# Scissoring the legs- problems



## all that jazz (Feb 6, 2011)

I have been grooming my minipoos for about 8 months now. I do a decent job but I still am having trouble getting the legs right and scissoring them well. I tried scissoring them, I tried lightly clipping them and then scissoring. Does anyone know of a video that is detailed and lengthy that demonstrates how to properly do the legs?? It is not possible for me to ask a local retail groomer to let me what them, even for a fee, they just won't do that. Thanks for your help.


----------



## Fluffyspoos (Aug 11, 2009)

Back comb back comb back comb! Make sure the hair is as straight as possible!
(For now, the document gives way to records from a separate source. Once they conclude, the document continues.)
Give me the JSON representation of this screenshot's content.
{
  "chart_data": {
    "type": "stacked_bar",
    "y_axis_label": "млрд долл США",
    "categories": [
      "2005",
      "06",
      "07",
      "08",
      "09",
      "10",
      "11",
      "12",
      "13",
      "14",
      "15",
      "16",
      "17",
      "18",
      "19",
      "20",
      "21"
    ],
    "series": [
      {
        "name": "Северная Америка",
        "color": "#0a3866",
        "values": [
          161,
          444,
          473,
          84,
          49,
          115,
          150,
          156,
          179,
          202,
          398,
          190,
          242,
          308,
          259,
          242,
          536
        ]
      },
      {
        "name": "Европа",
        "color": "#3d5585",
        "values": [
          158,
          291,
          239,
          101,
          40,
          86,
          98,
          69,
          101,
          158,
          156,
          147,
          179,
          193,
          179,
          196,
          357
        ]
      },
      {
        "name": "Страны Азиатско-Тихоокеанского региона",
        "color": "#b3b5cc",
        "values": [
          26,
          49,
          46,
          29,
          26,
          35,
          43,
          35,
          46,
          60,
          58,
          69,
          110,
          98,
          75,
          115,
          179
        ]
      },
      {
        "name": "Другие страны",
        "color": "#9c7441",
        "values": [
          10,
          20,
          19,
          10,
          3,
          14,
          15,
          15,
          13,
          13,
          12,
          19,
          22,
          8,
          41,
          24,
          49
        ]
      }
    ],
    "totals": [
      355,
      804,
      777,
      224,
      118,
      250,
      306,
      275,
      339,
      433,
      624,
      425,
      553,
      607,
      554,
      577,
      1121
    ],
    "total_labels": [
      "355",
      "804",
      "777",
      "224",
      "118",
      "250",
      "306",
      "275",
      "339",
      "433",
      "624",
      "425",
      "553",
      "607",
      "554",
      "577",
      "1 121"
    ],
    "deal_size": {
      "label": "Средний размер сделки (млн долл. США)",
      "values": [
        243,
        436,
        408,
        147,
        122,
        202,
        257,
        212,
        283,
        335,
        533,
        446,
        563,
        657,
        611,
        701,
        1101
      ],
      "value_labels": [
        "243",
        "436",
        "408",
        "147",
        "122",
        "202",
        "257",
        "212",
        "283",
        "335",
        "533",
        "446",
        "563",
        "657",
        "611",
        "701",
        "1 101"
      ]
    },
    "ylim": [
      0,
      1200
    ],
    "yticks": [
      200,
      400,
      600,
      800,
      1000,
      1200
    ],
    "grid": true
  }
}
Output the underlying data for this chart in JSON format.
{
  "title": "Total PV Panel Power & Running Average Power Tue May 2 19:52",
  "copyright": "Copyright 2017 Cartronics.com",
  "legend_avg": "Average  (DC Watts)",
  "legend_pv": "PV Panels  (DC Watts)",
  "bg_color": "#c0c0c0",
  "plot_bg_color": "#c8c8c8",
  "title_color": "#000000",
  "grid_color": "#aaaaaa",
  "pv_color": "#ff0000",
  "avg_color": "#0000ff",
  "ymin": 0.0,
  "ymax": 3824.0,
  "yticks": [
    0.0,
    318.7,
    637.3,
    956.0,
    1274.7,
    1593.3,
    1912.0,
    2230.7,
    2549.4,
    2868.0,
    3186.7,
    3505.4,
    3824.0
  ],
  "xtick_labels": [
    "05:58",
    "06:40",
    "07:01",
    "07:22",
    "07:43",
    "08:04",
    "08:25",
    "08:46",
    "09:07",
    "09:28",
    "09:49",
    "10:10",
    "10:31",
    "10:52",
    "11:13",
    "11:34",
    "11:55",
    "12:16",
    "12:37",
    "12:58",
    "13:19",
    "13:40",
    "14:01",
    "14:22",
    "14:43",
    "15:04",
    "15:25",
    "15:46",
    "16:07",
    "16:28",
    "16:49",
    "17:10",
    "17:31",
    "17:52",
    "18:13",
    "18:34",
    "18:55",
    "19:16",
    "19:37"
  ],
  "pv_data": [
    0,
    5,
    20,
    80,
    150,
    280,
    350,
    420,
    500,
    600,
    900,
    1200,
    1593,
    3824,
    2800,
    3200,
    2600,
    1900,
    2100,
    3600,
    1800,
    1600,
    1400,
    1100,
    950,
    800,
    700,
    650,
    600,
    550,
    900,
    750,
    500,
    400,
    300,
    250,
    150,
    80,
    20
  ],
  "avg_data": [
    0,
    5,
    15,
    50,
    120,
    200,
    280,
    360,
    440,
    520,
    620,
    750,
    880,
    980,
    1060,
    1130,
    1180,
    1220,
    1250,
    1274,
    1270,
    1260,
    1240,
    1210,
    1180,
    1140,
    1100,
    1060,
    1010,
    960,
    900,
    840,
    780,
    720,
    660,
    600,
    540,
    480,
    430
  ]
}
This video is very helpful


----------



## 3dogs (Nov 3, 2010)

What exacfly is the problem? I set longer legs with a SOC then fluff the hair up & out then scissor off the stragglies. Tbink of scissoring as a "dot to dot" puzzle. Front legs often the paws or bevels are done 1st then scissor straight down from elbow to your line. Hind legs many more dots to connect since all the angles.


----------



## all that jazz (Feb 6, 2011)

*Scissoring*

Fluffyspoo thank you so much for the video!
3 dogs,what is an SOC?
I think my problem might be that I don't get the dried leg into a perfect fluff before I start to scissor. I dry the legs after the body and the dogs just seem to move a lot at that point. Should I clip the leg and then scissor, or just scissor? Thank you both for your help.


----------



## all that jazz (Feb 6, 2011)

*Fluffyspoos Thank You!*

Fluffyspoos- I just watched the video, some places twice! It was extremely helpful. My minis' legs never look like that after the bath. I think I will dry them first and focus on them. I learned a lot during the video. It was great! Thanks!


----------



## SusanG (Aug 8, 2009)

The video is really helpful. I've been trying to drum up enough courage to do Callie's body and legs and this helps. Do I need a long pair of curved scissors? If so, how/where on the body do I use them?


----------



## georgiapeach (Oct 9, 2009)

Thanks for the video - very helpful!


----------



## Jacamar (Jun 2, 2012)

SOC must stand for "snap on comb".

I havent seen this video, but the title seems like what youre looking for:

https://jodimurphy.net/shop/fragile-handle-with-care-copy/


----------



## 3dogs (Nov 3, 2010)

Yup sorry, SOC does stand for Snap on Combs. They are great to set length & then use your comb to comb up your hair & then scissor to even. One does NOT need curved shears if one doesn't want them. I do not use curved shears very often & when I do use them I end up putting them down & using straights. I guess it is how one learns, I learned with straights only. I keep buying curves to see if they work for me but they don't, I only have 2 small pairs for feet rounding & 1 longer pair for my Poodles only but again every time I start to use them I just end up putting them down & correcting my groom with straights.


----------